21 Nov 2008 @ 5:39 PM 
 

Excerpt from “One Man In A Canoe”

 

Written by Jerome K, in this year of our Lord, Nineteen Hundred and Six - (and another hundred)

Chapter x – Concerning Roswell

At this point in my narration, it would be a good moment to pause temporarily and introduce more formally my travelling companion, Roswell.

Roswell is a large, rather rough-looking cat, of a particularly mean and spiteful disposition. His matted, usually filthy coat makes valiant attempts to be white, but rarely succeeds. He did, when he first moved in with me, have mis-matched eyes – one blue, one brown. However, one day he returned late and looking especially foul of temper. As he glared at me indignantly, apparently contemplating which soft part of my anatomy he would savage first, I realised that the brown eye was simply gone. I never found out what happened to it, but I strongly suspect that the household of one of the larger of the local rat population now has it as a trophy adorning his sitting room.
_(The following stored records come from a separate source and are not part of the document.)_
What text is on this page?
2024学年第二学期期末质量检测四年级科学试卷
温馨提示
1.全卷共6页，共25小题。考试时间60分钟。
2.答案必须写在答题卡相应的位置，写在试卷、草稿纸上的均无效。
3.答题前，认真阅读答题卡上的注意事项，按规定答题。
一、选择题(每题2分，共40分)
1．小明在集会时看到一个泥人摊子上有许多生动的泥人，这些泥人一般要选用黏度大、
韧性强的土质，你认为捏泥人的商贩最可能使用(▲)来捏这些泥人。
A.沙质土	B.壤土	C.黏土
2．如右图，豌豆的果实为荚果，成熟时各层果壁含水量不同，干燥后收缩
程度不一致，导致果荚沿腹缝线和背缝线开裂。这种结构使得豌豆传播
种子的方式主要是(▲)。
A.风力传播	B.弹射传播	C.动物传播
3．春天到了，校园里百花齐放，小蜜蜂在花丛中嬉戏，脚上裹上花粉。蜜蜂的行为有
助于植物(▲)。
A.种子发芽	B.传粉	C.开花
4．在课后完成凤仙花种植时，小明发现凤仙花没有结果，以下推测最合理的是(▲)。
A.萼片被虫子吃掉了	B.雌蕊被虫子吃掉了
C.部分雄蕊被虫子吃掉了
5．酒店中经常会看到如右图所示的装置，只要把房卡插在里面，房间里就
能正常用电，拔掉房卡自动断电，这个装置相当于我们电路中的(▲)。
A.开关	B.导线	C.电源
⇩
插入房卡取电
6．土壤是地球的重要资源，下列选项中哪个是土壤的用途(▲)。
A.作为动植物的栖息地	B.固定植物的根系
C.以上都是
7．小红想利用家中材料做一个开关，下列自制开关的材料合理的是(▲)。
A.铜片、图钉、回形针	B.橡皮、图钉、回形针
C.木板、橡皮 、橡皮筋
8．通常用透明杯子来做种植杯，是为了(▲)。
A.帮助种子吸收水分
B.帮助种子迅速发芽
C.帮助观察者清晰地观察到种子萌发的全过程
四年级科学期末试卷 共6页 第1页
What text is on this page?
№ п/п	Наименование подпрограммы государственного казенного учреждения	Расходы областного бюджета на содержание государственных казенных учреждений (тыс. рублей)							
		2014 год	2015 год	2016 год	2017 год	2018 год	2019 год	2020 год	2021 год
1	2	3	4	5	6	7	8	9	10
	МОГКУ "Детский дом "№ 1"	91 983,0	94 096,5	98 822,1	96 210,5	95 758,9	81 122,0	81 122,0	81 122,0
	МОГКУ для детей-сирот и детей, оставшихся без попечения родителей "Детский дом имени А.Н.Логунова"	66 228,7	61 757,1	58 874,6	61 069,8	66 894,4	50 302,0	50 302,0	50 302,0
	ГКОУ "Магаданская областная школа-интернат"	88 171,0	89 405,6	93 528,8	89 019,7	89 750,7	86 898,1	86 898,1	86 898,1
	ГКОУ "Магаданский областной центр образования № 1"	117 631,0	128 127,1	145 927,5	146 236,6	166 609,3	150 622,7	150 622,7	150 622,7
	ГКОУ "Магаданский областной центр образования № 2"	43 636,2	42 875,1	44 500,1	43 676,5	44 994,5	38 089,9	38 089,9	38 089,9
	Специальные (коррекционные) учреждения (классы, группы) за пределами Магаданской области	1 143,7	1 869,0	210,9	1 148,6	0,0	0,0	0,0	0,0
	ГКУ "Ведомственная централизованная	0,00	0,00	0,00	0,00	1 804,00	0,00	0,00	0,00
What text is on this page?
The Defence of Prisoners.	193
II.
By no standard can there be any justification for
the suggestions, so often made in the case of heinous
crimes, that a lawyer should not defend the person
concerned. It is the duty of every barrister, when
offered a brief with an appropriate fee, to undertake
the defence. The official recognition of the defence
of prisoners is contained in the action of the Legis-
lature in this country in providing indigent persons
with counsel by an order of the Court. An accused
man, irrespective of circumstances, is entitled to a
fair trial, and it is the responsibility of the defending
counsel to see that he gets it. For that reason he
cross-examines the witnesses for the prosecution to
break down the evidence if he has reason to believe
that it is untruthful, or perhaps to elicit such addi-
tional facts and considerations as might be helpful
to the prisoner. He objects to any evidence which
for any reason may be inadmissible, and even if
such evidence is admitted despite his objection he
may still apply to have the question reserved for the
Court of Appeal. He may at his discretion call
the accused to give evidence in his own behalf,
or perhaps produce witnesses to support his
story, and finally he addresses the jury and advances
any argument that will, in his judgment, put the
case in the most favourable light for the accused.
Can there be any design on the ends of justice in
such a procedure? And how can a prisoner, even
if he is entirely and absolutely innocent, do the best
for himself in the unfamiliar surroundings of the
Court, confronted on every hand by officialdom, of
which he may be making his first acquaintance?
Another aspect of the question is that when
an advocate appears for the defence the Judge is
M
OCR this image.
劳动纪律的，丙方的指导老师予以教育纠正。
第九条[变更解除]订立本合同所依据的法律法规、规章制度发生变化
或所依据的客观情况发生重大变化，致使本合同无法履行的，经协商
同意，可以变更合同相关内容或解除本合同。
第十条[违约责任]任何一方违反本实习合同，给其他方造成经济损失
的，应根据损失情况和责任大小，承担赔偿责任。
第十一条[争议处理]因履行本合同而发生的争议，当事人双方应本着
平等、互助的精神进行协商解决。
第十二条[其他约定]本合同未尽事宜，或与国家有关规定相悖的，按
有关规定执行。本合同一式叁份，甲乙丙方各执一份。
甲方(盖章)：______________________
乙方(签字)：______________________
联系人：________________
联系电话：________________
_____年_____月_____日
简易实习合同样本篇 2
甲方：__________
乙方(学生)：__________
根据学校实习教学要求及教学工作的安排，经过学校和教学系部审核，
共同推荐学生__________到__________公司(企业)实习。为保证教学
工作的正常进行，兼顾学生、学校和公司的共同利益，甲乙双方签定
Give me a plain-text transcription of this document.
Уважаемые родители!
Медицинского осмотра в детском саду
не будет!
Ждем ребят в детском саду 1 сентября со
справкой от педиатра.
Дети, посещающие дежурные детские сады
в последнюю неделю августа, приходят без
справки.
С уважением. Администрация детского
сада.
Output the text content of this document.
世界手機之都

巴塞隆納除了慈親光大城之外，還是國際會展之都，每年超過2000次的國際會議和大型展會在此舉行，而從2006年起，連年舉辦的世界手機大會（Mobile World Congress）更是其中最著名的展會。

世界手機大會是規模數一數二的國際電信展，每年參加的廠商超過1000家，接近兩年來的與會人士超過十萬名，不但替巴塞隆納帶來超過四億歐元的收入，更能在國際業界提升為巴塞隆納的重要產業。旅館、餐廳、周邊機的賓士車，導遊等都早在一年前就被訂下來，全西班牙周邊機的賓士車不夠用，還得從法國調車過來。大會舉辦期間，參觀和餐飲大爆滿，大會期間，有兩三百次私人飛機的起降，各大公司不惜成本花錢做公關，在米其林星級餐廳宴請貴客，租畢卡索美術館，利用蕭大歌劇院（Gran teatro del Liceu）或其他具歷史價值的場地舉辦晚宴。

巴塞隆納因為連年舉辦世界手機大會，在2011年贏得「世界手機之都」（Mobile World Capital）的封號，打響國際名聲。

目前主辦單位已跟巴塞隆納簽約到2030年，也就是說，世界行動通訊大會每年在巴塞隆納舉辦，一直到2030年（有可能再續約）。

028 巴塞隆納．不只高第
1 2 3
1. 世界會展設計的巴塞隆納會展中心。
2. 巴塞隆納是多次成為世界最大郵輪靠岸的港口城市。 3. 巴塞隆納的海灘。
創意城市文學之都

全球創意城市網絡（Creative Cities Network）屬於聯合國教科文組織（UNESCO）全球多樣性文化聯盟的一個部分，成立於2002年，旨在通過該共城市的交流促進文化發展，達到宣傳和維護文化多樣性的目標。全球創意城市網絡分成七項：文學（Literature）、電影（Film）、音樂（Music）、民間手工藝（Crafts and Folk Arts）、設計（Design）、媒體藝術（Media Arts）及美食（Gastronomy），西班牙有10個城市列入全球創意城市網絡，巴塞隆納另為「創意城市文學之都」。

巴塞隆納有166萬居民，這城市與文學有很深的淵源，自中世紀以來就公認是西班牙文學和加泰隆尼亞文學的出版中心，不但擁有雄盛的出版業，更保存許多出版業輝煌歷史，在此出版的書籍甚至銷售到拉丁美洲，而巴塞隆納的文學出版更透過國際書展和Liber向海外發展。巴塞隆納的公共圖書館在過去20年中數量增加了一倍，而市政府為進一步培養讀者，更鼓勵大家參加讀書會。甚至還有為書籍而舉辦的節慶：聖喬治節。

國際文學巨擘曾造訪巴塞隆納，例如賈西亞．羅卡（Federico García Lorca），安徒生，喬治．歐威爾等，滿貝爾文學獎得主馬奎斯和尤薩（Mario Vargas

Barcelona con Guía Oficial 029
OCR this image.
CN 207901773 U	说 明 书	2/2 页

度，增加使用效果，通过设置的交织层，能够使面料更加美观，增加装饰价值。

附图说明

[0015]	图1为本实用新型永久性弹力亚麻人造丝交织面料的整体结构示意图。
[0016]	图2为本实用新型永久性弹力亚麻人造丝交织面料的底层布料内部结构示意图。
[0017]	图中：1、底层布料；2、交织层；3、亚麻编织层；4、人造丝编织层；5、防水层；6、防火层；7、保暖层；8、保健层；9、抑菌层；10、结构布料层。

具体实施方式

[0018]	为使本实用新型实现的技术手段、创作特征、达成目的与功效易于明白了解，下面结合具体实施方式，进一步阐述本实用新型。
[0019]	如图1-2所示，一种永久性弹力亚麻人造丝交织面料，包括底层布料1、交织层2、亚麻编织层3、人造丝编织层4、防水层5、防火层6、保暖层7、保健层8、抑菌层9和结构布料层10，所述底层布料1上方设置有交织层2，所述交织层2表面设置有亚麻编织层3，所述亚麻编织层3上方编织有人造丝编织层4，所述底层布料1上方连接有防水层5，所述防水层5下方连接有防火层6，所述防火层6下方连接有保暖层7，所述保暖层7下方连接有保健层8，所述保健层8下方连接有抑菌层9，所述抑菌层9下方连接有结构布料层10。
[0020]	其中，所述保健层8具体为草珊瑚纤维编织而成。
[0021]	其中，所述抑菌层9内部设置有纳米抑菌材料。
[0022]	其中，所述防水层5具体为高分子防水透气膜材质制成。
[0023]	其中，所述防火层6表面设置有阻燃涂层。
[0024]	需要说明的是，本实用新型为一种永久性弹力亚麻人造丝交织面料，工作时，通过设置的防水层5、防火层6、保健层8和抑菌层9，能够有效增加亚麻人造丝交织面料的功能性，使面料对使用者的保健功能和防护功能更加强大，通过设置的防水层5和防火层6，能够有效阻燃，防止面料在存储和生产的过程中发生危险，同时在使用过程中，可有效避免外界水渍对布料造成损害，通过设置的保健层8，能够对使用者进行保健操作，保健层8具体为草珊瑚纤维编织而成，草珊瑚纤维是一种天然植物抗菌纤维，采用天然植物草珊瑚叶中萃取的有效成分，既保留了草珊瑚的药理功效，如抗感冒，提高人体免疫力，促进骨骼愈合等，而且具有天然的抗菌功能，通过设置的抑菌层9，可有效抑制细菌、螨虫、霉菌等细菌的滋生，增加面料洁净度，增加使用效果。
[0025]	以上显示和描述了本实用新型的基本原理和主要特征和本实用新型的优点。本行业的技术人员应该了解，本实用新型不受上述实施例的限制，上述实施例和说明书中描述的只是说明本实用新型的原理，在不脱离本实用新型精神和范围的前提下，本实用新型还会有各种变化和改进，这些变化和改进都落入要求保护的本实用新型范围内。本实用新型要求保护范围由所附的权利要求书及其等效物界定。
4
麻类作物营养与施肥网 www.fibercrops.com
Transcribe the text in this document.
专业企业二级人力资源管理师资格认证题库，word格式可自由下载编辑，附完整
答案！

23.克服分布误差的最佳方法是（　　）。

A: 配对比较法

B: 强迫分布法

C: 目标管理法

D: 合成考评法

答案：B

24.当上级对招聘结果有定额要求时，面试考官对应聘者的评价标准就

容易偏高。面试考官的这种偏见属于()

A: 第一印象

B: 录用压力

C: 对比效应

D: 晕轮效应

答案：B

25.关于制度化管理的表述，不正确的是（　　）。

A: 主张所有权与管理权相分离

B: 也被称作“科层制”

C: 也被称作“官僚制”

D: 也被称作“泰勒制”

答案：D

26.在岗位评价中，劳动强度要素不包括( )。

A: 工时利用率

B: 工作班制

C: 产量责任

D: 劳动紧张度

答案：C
Roswell came to me several years previously. I was standing in my kitchen, contemplating some deep philosophical issue or other, or possibly about to fry a kipper, I don’t remember clearly now. Suddenly, through the open back door (it was a warm day, and a lively kipper), shot a small brown blur of squeaking flashing black eyes. It was followed immediately by a considerably larger white blur of hissing, spitting death.

Roswell (for it was he), pounced on the rat (for that is what it was) directly at my feet, and with a single shake of his head, not only despatched it, but caused it’s head to fly clean off, and bounce across my right foot – a most peculiar sensation, given that I was in no way prepared for it. He then calmly strutted into the living room, splayed himself out across my chair, and has been here ever since.

He ate the kipper too.

I spent some time asking around the local area, enquiring as to whether anyone had lost an ugly, mangy engine of destruction and rodent genocide, but curiously, none would admit to it. By this time, in any event, he had made himself thoroughly comfortable at my house, and considered the arrangement quite suited to his needs, although he was never happy with the lack of a milkman. The postman would come, and Roswell would saunter out to greet him expectantly. When a manila envelope was proffered instead of cream, the postman would generally leave shortly thereafter, counting his fingers. I think that after the first 6 months, Roswell must have known, but by then regarded it as his duty to keep the postman entertained. Or, postmen I should say, as curiously none would ever stick it out on our round for very long. I did hear, although it may be an exaggeration, that one poor fellow ended up in a soft room, babbling about the “White Demon in the Rhodedendron Bushes”. He was always a rum sort of fellow though.